Regarding Primary Care, our progress is as follows:

  1. Approximately 10 letters to the UEA medical services requesting information (less than half of which have received satisfactory replies).
  2. Work with NNCCG to complete two tables of information from UEAMS, firstly on medical care and examinations and secondly on communications. These highlighted a complete lack of care for Averil and lack of communication with NCEDS.

With regards to Secondary Care:

  1. Questions to NCEDS via NNCCG regarding care co-ordination which have been partly responded to as above
  2. Agreement with NNCCG to submit a timetable in the next few days with outline areas for questions to be submitted to NCEDS / CPFT. This timetable will be agreed between Mark Taylor chief exec’ of NNCCG and Damyn x , chief exec of CPFT prior to our submissions. The questions will be derived from the existing submissions gap analysis of the SI report as well as new questions arising from their answers.

Other Agencies and NHS complaints procedures

  1. I had a meeting with BEAT chief exec, Susan Ringwood in Norwich, she said she would help contact Charlotte Robinson’s family to see if they could be of assistance.
  2. MARSIPAN meeting and discussions with the chair, Paul Robinson with a case study produced of Averil’s care in the next MARSIPAN report to be released in late 2013.
  3. Calls and emails to “The Patients Association”, with a case study of Averil’s care in the annual report to be released in November (This to go to the national press including various medical editors).
  4. Discussion with Norfolk Coroner’s office and emails, which although sympathetic outlined that any case would have to go to the Cambridge Coroner.
  5. Cambridge Coroner’s office. Diane Collier of NNCCG has contacted the Cambridge office on my behalf, they have a record for Averil and we may be in a position to get a inquest, although certain factors could make this difficult.
  6. Legal. Cleo has sent through a case which may be relevant to us. It is Rabone v Pennine Care NHS trust. This details the lack of care afforded to a young person and the judgement resulting from the court case. We may wish to consider this route given the outcome and also the 12 month time constraints on legal proceedings.
  7. Contact with AvMA. They are a medical negligence charity who I contacted with details of Averils case. They replied in general terms and may be of further assistance to us if we are unable to get further resolution elsewhere.
  8. NHS England. This is complaints body for primary care. We can approach them with a complaint for Primary care, only if we have not complained directly to the primary care UEAMS (which we haven’t yet). I have contacted them and informed them that we will be filing a complaint about UEAMS in the next few days.

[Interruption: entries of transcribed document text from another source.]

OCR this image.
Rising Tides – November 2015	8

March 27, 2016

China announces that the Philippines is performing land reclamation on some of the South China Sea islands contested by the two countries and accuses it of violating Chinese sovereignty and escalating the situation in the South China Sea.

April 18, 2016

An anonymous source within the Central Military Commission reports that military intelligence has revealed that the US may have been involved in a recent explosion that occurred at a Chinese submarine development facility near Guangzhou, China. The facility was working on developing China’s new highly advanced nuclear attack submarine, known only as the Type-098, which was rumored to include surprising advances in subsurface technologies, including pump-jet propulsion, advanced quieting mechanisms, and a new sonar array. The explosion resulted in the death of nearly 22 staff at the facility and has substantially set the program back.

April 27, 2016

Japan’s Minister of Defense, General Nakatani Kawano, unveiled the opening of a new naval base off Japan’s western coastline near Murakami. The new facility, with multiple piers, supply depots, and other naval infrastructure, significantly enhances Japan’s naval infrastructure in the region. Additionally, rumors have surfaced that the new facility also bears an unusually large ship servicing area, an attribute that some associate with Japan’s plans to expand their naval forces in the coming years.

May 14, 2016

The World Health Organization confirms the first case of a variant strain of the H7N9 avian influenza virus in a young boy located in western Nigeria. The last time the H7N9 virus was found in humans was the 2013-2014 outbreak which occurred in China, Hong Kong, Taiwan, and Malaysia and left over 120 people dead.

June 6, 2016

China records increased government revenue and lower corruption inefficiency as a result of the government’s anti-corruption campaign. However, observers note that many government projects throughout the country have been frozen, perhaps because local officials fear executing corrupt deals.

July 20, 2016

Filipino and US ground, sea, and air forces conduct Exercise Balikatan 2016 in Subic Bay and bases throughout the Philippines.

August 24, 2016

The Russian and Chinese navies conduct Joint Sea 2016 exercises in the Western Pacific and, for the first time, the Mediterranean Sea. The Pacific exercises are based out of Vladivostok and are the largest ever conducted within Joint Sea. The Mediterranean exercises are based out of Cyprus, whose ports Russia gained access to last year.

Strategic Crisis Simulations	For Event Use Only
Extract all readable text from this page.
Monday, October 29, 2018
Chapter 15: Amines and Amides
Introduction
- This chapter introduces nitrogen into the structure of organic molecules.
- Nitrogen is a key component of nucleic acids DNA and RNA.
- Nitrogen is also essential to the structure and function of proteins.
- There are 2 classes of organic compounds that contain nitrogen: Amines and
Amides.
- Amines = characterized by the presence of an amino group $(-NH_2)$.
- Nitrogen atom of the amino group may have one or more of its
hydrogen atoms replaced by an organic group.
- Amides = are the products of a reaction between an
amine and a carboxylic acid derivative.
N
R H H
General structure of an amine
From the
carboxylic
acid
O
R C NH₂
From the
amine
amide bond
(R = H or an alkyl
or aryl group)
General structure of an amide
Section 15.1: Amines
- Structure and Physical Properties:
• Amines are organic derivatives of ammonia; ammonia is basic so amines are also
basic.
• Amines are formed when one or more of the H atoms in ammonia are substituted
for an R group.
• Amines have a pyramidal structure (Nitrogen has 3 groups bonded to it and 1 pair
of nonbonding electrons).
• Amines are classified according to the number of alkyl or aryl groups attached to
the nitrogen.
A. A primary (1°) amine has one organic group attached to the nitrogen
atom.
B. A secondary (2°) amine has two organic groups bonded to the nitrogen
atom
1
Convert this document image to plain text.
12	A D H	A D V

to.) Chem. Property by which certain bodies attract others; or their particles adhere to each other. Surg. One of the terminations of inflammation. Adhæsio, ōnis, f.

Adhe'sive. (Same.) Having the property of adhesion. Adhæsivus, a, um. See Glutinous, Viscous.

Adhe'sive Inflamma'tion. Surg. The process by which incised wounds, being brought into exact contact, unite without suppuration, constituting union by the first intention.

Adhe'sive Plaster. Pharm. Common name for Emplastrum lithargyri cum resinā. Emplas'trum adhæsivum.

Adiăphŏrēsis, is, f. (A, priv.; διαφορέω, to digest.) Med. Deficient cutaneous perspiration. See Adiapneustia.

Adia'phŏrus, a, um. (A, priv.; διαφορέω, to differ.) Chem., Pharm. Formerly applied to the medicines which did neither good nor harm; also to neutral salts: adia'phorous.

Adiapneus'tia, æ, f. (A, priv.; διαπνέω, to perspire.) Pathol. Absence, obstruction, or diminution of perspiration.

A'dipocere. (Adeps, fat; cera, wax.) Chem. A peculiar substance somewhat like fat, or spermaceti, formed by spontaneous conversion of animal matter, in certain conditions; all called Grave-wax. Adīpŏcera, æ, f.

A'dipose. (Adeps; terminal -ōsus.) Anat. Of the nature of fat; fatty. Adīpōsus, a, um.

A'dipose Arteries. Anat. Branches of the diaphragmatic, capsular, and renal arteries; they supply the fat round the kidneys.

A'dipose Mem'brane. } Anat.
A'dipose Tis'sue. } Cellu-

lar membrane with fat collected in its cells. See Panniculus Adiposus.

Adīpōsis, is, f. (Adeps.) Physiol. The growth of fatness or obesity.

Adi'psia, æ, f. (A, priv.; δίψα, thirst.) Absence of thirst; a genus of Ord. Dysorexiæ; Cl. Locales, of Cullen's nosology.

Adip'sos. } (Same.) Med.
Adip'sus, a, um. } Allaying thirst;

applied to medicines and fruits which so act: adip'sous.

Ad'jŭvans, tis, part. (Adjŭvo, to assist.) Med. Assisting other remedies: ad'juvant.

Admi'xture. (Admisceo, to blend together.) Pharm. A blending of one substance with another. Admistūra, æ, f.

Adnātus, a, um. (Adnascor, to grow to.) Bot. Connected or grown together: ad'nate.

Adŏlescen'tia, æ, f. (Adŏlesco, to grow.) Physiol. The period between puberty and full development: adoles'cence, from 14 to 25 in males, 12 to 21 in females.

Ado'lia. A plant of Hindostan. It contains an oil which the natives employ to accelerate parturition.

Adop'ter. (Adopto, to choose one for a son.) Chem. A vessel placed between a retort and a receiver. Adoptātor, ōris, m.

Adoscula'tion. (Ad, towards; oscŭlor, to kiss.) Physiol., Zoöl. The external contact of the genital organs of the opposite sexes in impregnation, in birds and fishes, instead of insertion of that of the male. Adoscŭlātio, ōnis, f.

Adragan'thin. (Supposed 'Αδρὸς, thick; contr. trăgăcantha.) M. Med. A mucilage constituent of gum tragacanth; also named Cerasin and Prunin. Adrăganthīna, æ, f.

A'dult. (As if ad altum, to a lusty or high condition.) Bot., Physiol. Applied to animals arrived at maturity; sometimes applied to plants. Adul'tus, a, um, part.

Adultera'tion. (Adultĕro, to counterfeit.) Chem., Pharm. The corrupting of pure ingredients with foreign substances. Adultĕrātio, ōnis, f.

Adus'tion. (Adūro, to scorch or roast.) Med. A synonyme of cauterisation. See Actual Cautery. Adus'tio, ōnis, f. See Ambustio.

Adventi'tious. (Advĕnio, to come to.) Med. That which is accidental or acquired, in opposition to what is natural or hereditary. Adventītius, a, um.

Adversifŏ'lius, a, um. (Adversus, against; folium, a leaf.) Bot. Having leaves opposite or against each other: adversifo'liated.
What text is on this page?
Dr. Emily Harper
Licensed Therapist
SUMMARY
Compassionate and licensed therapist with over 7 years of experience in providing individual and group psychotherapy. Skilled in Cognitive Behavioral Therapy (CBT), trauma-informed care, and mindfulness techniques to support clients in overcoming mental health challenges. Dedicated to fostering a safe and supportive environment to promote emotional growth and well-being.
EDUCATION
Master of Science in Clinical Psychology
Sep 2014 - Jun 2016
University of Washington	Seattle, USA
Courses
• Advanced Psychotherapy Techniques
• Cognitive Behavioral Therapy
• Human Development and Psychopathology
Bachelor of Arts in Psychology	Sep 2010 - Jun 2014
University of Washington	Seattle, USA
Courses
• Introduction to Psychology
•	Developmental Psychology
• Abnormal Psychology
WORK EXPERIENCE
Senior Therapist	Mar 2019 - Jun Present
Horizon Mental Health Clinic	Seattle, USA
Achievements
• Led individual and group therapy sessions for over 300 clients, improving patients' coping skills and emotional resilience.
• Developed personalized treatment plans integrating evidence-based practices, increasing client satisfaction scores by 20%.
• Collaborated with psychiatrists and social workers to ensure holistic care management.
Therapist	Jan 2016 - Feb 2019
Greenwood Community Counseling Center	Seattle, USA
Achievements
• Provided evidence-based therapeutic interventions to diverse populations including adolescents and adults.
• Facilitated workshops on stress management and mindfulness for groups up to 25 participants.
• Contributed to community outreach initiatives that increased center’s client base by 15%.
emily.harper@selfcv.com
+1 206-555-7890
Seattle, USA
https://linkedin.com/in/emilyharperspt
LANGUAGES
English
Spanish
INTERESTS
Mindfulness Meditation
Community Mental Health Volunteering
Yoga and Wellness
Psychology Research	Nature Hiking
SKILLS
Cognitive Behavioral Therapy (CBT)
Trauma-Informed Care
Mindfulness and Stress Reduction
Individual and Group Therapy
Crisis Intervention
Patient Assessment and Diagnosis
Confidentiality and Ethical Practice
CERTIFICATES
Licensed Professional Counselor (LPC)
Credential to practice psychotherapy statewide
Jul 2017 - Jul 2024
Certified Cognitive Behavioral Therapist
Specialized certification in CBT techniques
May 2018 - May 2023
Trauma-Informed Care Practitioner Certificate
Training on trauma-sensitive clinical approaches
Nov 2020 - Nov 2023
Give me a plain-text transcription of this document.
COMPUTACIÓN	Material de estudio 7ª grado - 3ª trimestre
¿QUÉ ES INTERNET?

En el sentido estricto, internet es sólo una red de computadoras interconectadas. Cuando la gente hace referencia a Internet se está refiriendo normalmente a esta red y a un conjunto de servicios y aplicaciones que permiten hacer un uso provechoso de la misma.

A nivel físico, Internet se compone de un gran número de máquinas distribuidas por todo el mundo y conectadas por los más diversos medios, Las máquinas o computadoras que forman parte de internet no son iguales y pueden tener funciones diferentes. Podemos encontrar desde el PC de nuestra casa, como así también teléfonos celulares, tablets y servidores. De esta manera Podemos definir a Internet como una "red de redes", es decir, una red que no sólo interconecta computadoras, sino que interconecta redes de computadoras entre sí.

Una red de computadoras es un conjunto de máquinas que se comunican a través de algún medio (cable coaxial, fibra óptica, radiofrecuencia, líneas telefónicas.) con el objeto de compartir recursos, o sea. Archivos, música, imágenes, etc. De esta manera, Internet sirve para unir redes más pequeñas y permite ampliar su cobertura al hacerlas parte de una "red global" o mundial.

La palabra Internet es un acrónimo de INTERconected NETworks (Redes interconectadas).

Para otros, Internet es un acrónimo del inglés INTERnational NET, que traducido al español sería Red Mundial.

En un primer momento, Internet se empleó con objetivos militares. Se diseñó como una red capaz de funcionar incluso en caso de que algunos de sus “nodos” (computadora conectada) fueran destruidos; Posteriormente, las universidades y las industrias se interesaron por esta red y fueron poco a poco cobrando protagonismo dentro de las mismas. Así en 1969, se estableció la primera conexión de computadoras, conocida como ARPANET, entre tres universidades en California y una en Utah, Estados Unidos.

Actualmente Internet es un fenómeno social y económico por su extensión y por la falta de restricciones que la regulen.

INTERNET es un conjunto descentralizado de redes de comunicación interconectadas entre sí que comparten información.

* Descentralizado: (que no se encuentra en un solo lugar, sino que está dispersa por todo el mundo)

Saturday, 15th December 2012

Nic Hart

Today the 15th December 2012 our wonderful daughter, sister and friend Averil died in our arms.

Its late in the evening and we have been by Averil's bedside for several days now and although Averil has been unconscious, we have been holding her, talking gently to her, playing her favourite music and as it is nearly Christmas and Averil's birthday .... we have been singing carols.

Averil has been surrounded by love on her journey throughout her life.

Today there is an aura of love around her, as in the near darkness, she gently takes her last breath and she lets the pain of her illness slip away and she leaves us forever.

We sit and hold Averil and weep, but the room is empty and we feel bereft and exhausted.

We cannot imagine life without our wonderful Averil.

The hospital is quiet, the lights are still on, but a wonderful light has gone out in our lives.